Something with a bow I tied

All the Christmas gifts are made or bought or delivered or put in the correct reciprocals. Except one. I don’t have anything for James. Why is it such a problem? Something is -stopping- me from just sending him a gift. I made a box. I went through my top drawers and pulled out various odds and ends (metals I’ve won and stray trading cards once collected and little glass things and letters long unread and objects of more or less symbolism) and put them all in a box as a sort of ‘rummage through my things’ and I really thought it was a great gift idea. It’d be giving a part of myself. Something that didn’t just cost money. And he’d like it, really. I guess. But I didn’t send it. I don’t know why. Maybe I’d like to be there to explain it all. Maybe it’s just too sentimental. My mother’s idea was a blue linen man’s shirt of mine. It’d bring out his eyes. It was mine, but it’s not so horribly sentimental as expecting him to appreciate my old junk. But I know he’ll understand the box some day. It’s the idea of not giving him a Christmas gift that’s got me worried. Maybe I should just buy something. Anything. Something with a bow I tied.

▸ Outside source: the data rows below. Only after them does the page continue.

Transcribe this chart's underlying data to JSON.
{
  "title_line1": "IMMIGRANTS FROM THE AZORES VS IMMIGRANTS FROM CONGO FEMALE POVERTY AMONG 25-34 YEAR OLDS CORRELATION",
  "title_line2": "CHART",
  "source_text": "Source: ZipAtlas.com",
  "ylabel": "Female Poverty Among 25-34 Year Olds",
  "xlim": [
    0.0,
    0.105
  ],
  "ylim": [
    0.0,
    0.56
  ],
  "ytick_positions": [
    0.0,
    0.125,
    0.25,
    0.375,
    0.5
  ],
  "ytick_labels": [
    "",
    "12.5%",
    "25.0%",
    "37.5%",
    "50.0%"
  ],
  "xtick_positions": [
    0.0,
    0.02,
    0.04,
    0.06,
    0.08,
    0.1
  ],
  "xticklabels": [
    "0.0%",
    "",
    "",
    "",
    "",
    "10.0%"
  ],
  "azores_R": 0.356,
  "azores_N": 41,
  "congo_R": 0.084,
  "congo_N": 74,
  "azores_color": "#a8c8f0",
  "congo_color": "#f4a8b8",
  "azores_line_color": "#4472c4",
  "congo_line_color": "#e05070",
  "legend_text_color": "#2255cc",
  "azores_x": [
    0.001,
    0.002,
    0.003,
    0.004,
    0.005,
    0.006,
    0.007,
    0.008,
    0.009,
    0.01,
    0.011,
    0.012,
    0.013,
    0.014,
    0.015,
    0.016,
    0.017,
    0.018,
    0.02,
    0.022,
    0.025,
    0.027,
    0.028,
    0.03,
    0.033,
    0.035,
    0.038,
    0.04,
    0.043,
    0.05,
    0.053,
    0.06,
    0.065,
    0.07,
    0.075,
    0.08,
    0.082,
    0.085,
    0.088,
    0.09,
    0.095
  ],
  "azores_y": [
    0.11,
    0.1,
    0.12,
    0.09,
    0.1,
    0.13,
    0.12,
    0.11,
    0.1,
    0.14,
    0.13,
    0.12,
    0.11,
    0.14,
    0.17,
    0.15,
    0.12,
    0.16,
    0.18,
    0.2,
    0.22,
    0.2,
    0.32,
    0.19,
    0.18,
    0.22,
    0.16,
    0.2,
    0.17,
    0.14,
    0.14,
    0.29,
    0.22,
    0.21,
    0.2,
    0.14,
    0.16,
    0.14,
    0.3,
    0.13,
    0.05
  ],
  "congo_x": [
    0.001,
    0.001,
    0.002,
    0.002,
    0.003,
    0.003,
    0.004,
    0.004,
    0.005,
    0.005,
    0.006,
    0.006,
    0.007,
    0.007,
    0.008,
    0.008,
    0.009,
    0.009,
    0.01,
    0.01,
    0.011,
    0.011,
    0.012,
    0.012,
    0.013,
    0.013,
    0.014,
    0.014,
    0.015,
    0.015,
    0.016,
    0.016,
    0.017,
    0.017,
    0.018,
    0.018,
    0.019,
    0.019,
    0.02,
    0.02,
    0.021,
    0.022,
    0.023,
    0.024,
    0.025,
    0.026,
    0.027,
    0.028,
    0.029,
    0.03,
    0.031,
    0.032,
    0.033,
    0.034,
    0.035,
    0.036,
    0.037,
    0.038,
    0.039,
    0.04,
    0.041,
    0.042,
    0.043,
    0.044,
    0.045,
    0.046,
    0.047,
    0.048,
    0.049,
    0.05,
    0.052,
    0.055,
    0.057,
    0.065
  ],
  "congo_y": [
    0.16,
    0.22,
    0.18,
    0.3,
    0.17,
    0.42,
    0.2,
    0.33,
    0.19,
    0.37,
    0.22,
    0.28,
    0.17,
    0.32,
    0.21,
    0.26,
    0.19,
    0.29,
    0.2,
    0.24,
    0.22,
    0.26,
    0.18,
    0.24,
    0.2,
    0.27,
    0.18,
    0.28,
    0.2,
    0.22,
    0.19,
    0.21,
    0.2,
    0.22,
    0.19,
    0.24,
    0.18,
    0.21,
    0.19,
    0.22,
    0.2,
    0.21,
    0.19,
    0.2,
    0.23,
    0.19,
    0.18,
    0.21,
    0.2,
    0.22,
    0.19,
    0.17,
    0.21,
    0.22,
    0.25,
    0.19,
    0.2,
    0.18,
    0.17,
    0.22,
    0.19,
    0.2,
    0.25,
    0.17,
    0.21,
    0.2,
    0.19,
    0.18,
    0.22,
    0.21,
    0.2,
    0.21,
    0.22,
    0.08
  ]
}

Earlier I finalized my shopping for Christmas Eve night at my grandfather’s house at Pier 1 in Savannah. I bought “antique” wire storage baskets and decorative glass gems and water colors with glitter in them. The glitter paint is for my younger half-sister, Emma. The daughter of a dance teacher, she’s just beyond amazing. She lives like a star in her own ballet and is so sweet and lovely and such a girl. Pretty was invented for people like her.

I was just thinking about the first time Jennifer came to visit me. We went to Atlanta and stayed at the Marriott and Lenox and shopped at the Lenox Square Mall and ate Caesar salad at the hotel restaurant and all that yummy stuff. We didn’t do anything like that this last time. (We went to the Claxton Goodwill store.) What brought this to mind was my mother’s and my plan to head off to the Ritz Carlton for a night if our combined sum of monetary Christmas gifts is enough (shh.. it’s a secret). Fancy hotels are the closest thing to paradise on earth. I’m not kidding. There is -nothing- better than a great hotel. Nothing.

On the way home from Savannah the child sat the entire length of the ride on the other side of the mirror. She didn’t look straight at me as if this were the usual thing. A blur fell about her in such a way that I knew her thoughts were radial. The child sat there thinking hard about thinking. She couldn’t figure out if she’d ever thought before. Was she thinking then? We couldn’t answer her questions so the answers must all be no. I was only in her peripheral, though.

Charity and Emily are coming over tomorrow bearing gifts. I’m excited. I don’t have very many friends at school. Especially not those willing to spend money on me. This is indeed classy.